With all this talk about DevOps, you might be thinking that DevOps is still a buzzword and that it’s unrelated to PowerShell. In my opinion, PowerShell is the technology that enables DevOps on Windows. DevOps on Windows is sometimes referred to as WinOps. Throughout all of this PowerShell was and still is the only language I use day in and out. There’s so much new stuff in PowerShell, it’s hard to even find the time to learn another language. However, C# is on my to-learn soon list. This is the point in the story where I started to become a developer. I still don’t consider myself a true developer, but I’m somewhere in the middle of developer and scripter. Word of advice, don’t be afraid to embrace these changes. Even if you’re not in a software development company you can still apply these techniques and practices to improve the quality of your work. “It is not the strongest of the species that survive, nor the most intelligent, but the one most responsive to change” Charles Darwin
After about 18 months or so of research and experimentation I felt like I had a pretty good idea of what DevOps was and where PowerShell fit into that equation. I also obtained a clear sense of where I wanted my career to go.

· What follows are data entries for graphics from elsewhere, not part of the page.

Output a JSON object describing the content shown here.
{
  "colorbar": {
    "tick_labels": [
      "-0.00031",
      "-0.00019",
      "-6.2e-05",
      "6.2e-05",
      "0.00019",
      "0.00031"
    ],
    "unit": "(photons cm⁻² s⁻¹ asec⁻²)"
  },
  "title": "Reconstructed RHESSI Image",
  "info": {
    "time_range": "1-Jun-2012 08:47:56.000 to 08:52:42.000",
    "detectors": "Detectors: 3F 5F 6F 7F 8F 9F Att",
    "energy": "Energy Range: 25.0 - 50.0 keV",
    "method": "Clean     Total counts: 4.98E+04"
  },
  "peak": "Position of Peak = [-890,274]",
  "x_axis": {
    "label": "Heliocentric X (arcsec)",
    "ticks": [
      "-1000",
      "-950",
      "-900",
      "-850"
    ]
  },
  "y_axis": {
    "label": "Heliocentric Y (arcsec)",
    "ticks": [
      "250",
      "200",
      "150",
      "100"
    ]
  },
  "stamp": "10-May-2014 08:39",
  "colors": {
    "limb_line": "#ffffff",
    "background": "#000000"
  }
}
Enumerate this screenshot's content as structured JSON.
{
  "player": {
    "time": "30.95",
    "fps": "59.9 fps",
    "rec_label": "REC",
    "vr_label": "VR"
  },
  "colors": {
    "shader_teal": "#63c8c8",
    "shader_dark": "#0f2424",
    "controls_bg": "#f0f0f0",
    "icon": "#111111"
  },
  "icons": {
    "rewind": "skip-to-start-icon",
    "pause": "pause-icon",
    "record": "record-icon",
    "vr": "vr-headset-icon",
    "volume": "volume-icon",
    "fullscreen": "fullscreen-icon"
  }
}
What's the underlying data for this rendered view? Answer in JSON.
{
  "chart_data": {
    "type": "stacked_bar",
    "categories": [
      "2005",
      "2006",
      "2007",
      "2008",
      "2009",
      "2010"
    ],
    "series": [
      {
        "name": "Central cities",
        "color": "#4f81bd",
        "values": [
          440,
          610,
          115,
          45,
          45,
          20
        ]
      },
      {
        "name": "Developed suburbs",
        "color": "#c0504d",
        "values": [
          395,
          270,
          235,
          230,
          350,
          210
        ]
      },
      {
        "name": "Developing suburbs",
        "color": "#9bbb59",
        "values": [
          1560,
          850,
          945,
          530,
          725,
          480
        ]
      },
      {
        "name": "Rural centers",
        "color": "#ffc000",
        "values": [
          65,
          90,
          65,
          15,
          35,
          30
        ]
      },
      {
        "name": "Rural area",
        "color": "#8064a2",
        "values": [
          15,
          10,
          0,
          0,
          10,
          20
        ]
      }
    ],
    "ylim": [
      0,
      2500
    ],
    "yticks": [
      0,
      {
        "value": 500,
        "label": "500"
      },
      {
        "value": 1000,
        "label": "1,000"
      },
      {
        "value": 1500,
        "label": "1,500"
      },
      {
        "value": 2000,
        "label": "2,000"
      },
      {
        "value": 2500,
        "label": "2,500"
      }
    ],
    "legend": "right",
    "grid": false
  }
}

In my mind, my next step would be to become a DevOps Engineer where I could continue to sharpen my PowerShell skills, but also start to become a true developer. My end goal is to basically to become an infrastructure developer working with configuration management, mainly DSC.
I’m DevOps? Game Over?
I very recently accepted an opportunity to join the DevOps team at Paylocity! My official title is DevOps Engineer, so game over right? I made it, I’m DevOps. Well, as it turns out there is a lot more to this DevOps thing than meets the eye. As always with tech, there is a ton of new stuff to learn so I’ve got a long way to go. However, I think I’m on the right path. I’ve switched roles a little bit, the DevOps team I’m on deals mostly with the deployments of the company’s applications. I’m actually within the Development department, which is very weird for me, I’ve only been in IT Operations prior to this. It’s different, but good. Day 3 of the job and I was assigned a project to automate some SQL data masking using a WSDL with horrible documenation. I had never done that before so I love that I’m already being challenged to learn new stuff.
So, now you’re caught up with my PowerShell story. I hope it was an enjoyable read, but more than that I hope it has given you some insight into how learning PowerShell has changed my career for the better. When I started in IT I never thought I would end up writing code all day and enjoying it so much. Jeffrey Snover often talks about how PowerShell makes your work fun again, that’s exactly what PowerShell has done for me. Work is no longer work, I don’t dread getting up in the morning and getting to work. It’s actually quite the opposite, I’m ready at 5:00am sometimes to start coding because I dreamt of something cool I could do in PowerShell.